At The Motley Fool, we poke plenty of fun at Wall Street analysts and their endless cycle of upgrades, downgrades, and "initiating coverage at neutral." So you might think we'd be the last people to give virtual ink to such "news." And we would be -- if that were all we were doing.

But in "This Just In," we don't simply tell you what the analysts said. We'll also show you whether they know what they're talking about. To help, we've enlisted Motley Fool CAPS, our tool for rating stocks and analysts alike. With CAPS, we'll be tracking the long-term performance of Wall Street's best and brightest -- and its worst and sorriest, too.

And speaking of the best ...
CIBC World Markets upgraded the stock of Yahoo! (NASDAQ:YHOO) this morning, on the basis of a better-than-expected performance in its third-quarter earnings report and a 26% decline from its post-earnings high of $33.63 per share arguing in the stock's favor. On the downside, the analyst sees risk in slower online-ad spending and possible market-share attrition at the hands of rivals such as Google (NASDAQ:GOOG) and Microsoft (NASDAQ:MSFT). That said, though, CIBC believes the downside risk is so limited at this point that Yahoo! now deserves a "sector outperform" rating.

Let's go to the tape
At this point in this column, I would ordinarily turn to CAPS for a glance at CIBC's CAPS rating to help us determine whether the analyst has a good track record overall, and whether perhaps it's a little better or a little worse than its own average when covering Internet stocks.

No such luck.

I've often wanted to write about CIBC, because it's one of the more active stock raters tracked by CAPS' data provider, Briefing.com. Problem is, as I've discovered from talking this over with our CAPS techies, CIBC is "invisible" to CAPS. We get the data on the upgrades and downgrades, all right, but because CIBC sticks to qualifying its outperform/underperform ratings with the prefix "sector," we cannot in good conscience count these ratings as CIBC's opining that a stock will or will not outperform the market at large.

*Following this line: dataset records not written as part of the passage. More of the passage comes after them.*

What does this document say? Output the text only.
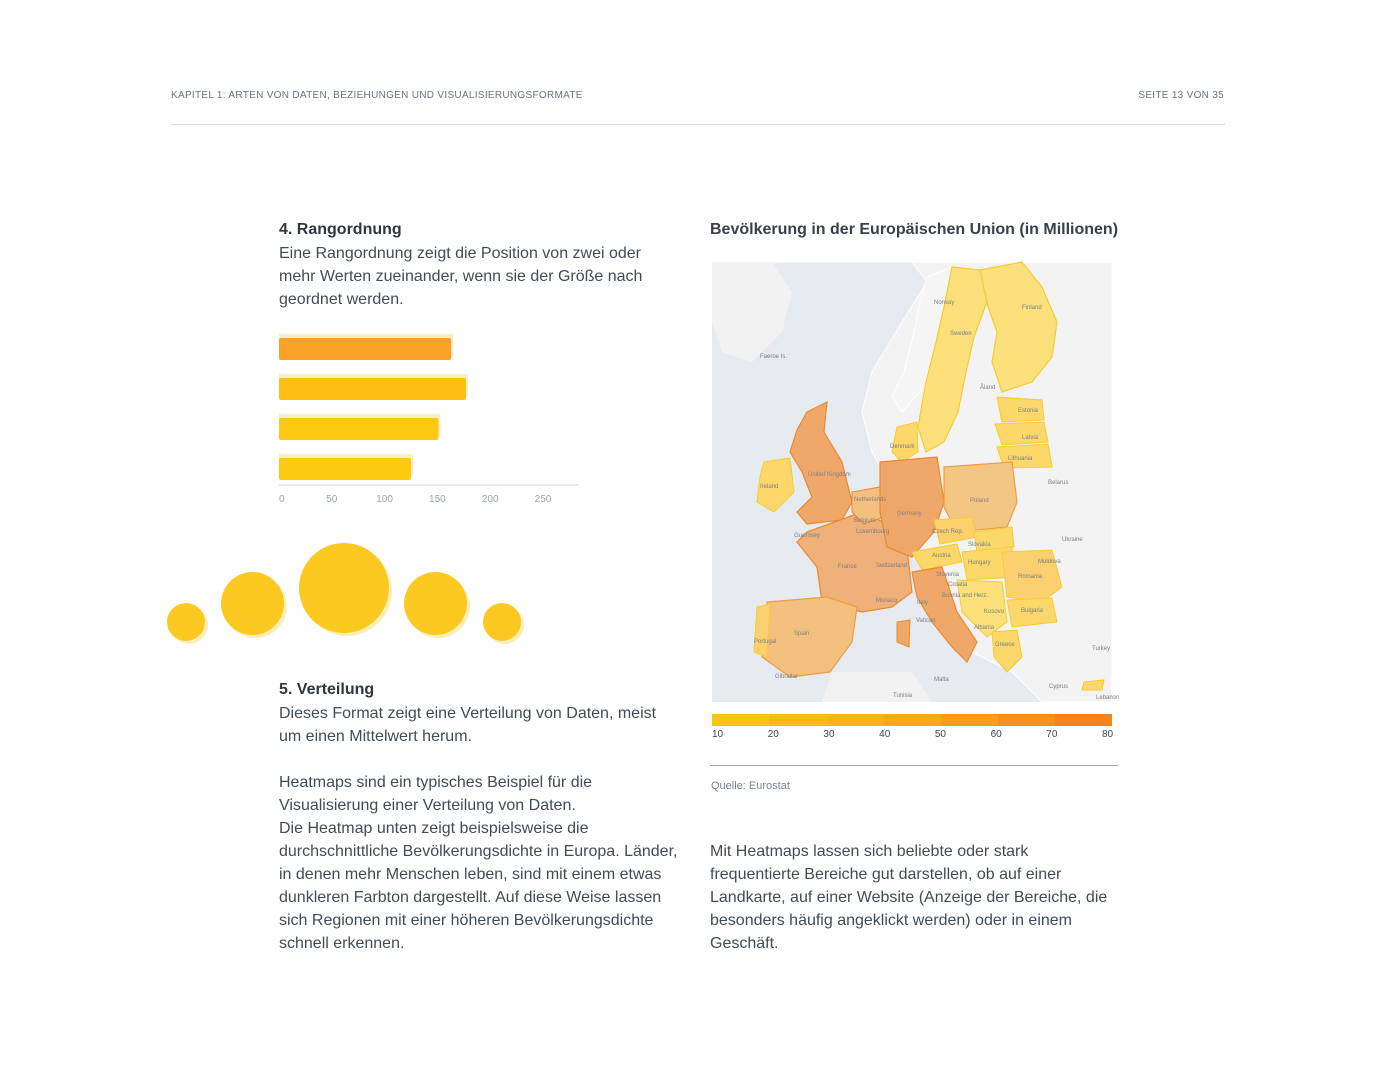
KAPITEL 1: ARTEN VON DATEN, BEZIEHUNGEN UND VISUALISIERUNGSFORMATE	SEITE 13 VON 35
4. Rangordnung

Eine Rangordnung zeigt die Position von zwei oder mehr Werten zueinander, wenn sie der Größe nach geordnet werden.

0	50	100	150	200	250
5. Verteilung

Dieses Format zeigt eine Verteilung von Daten, meist um einen Mittelwert herum.

Heatmaps sind ein typisches Beispiel für die Visualisierung einer Verteilung von Daten.

Die Heatmap unten zeigt beispielsweise die durchschnittliche Bevölkerungsdichte in Europa. Länder, in denen mehr Menschen leben, sind mit einem etwas dunkleren Farbton dargestellt. Auf diese Weise lassen sich Regionen mit einer höheren Bevölkerungsdichte schnell erkennen.

Bevölkerung in der Europäischen Union (in Millionen)
Norway
Finland
Sweden
Faeroe Is.
Åland
Estonia
Latvia
Lithuania
Denmark
United Kingdom
Ireland
Belarus
Netherlands
Germany
Poland
Belgium
Luxembourg	Czech Rep.
Ukraine
Guernsey
Slovakia
Austria
Hungary	Moldova
France	Switzerland
Slovenia	Romania
Croatia
Bosnia and Herz.
Monaco	Italy
Kosovo	Bulgaria
Vatican
Albania
Spain
Portugal	Greece
Turkey
Gibraltar	Malta
Tunisia
Cyprus
Lebanon
10	20	30	40	50	60	70	80
Quelle: Eurostat
Mit Heatmaps lassen sich beliebte oder stark frequentierte Bereiche gut darstellen, ob auf einer Landkarte, auf einer Website (Anzeige der Bereiche, die besonders häufig angeklickt werden) oder in einem Geschäft.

It wouldn't be fair to the analyst to dock it 20 points for wrongly predicting on Oct. 8 that Novatel (NASDAQ:NVTL) would outperform the S&P 500, or 1 point for saying on Sept. 27 that Magna (NYSE:MGA) would -- because that's not what CIBC said. It said only that these stocks would outperform their software and auto-parts-maker sectors, respectively.

Similarly, it's not fair to other CAPS players to give CIBC half a point's worth of credit for correctly predicting on Oct. 19 that J. Crew (NYSE:JCG) would outperform the S&P 500, or 27 points for calling Audiocodes (NASDAQ:AUDC) correctly on Sept. 12.

Foolish takeaway
CIBC's chosen method of rating stocks is somewhat less than helpful to you, the investor. It's a crying shame that the analyst lacks the intestinal fortitude to tell us whether a given company is an objectively good investment and instead limits itself to weighing relative valuations within a peer group.

But on today's Yahoo! call in particular? I think CIBC's invisibility is helping it to dodge a bullet on this upgrade. If we were to hold CIBC accountable for endorsing a stock that has a price-to-earnings ratio of 50 and is predicted to grow its profits half as quickly, at 25% per year, I suspect that CIBC's CAPS rating would suffer mightily for the oversight.